25 Ocak 2010 Pazartesi

Yunus Emre...

Aslında ideal olan da, nefsi devamlı kontrol altında tutmak, ruhun hizmetine vermek, yüce Allah'ın çizdiği sınırlar içinde yaşayarak can ile birlikte Allah'a ubudiyet (kulluk) görevini yapmaktır. Bu şekilde, kötülükten ubudiyete doğru giden bir nefsin merhaleleri, tasavvuf çevrelerinde, Kur'ân'ın bazı âyetlerine dayanılarak şöyle çizilmiştir:

1. Nefs-i emmare: Ruhun kontrolunda olmayan şehvet, kin, hırs, haset, alay, kibir, gaflet, gazap, bencillik gibi özellikleri olan kötü nefis (Kur'ân-ı Kerim 12/53 43/51-52; 2/258; 40/16). Bu safhadaki nefis büyük bir yanılgı içindedir. çünkü insanın canı ve bedeni bile geçici olarak kendine verilmiştir. Bunun dışındakiler ise onun değildir.

2. Nefs-i levvâme: Şüphe içindeki nefs. Burada ruh doğru ile yanlışın farkına varmıştır. Ama kendiliğinden yüce yaratıcıya bir türlü koşamıyor; sadece kendini kınıyor, azarlıyor (Kur'an-ı Kerim 75/1-3).

3. Nefs-i mülheme: İlham almaya müsait hale gelmiş nefse, artık içten azar azar ilhamlar ve doğrudan iyilik-kötülük bilgileri gelmeye başlamıştır (Kur'ân-ı Kerim 91/1-10).

4. Nefs-i mutmaine: İlâhî nurla aydınlanan nefistir. Artık nefs-i emmarenin baskılarından kurtulmuş, sükun bulmuş, yaptığı her işte Allah'a teslim olan nefis.

5. Nefs-i raziyye: Artık evreni Allah'ın bir parçası olarak seyredip ondan razı olan nefis.

6. Nefs-i merziyye: İnsanlar arasında ahlâk güzelliği, merhamet ve lütuf göstererek yaşamak.

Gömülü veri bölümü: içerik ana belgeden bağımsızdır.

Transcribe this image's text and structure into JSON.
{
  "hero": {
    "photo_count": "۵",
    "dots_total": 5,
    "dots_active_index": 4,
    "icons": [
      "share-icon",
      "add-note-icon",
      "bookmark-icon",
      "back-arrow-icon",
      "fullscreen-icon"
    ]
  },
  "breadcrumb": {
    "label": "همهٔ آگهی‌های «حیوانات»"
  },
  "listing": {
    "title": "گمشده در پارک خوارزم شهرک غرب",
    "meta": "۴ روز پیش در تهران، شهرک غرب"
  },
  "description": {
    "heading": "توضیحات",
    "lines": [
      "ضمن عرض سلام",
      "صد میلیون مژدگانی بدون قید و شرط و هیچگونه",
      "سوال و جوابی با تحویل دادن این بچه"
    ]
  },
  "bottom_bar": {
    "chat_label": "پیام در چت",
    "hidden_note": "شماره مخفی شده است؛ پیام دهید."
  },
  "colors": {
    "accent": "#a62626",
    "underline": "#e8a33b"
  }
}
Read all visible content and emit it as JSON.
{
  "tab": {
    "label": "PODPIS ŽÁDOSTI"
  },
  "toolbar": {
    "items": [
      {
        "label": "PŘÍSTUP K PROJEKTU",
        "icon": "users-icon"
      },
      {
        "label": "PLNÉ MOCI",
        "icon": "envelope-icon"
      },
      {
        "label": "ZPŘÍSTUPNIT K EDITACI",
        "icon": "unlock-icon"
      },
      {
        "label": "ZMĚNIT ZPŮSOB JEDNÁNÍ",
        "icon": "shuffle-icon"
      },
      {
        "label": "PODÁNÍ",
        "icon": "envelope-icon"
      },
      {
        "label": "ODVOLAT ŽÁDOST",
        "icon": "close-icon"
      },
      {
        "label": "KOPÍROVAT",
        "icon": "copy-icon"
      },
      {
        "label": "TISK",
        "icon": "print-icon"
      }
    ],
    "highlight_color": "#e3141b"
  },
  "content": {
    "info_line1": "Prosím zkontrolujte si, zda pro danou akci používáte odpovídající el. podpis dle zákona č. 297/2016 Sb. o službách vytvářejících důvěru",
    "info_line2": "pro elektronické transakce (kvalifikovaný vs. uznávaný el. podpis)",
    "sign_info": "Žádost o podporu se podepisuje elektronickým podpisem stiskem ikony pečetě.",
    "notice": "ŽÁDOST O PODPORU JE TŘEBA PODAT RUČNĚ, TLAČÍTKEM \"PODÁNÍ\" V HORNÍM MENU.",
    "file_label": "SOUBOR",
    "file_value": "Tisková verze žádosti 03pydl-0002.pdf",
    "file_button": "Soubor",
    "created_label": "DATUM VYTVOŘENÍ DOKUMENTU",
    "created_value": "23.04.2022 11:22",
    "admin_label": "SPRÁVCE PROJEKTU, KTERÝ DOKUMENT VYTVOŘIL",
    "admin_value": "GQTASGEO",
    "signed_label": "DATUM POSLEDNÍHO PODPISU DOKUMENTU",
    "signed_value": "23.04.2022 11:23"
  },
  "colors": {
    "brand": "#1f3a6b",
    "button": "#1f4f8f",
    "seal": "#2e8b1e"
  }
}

7. Nefs-i kâmile: Çoklukta birlik, birlikte çokluk görme kademesine ulaşmış olan nefis.
Tasavvufun gayesi, insan nefislerini öldürmekten ziyade bu kademelerden geçirerek iyice olgun bir nefis haline getirmektir.

Burada izlenen yol da önce halktan koparak zirveye doğru çıkmak, orada temizlenip tekrar halk arasına dönmek ve insanlara hizmet etmektir. Çıkış yolu çok zahmetli olduğu için, mutasavvıfların çoğunu yoldaki engellere dikkat çekmişlerdir. Yunus'a göre, nefsin olgunluğa doğru yükselmesi yolunda, gene nefsin içinden kaynaklanan ve dışardan da beslenen binlerce engel vardır.
Bunların başında kibir gelir. Bir şey olmak isteyip de olamayan kişinin duyduğu büyüklük zannı kibirdir. İblis'in, Firavun'un günâhları kibirleri idi ve bu tür günâhlar affedilmez; çünkü insandaki bütün yaratıcı güçleri öldürür.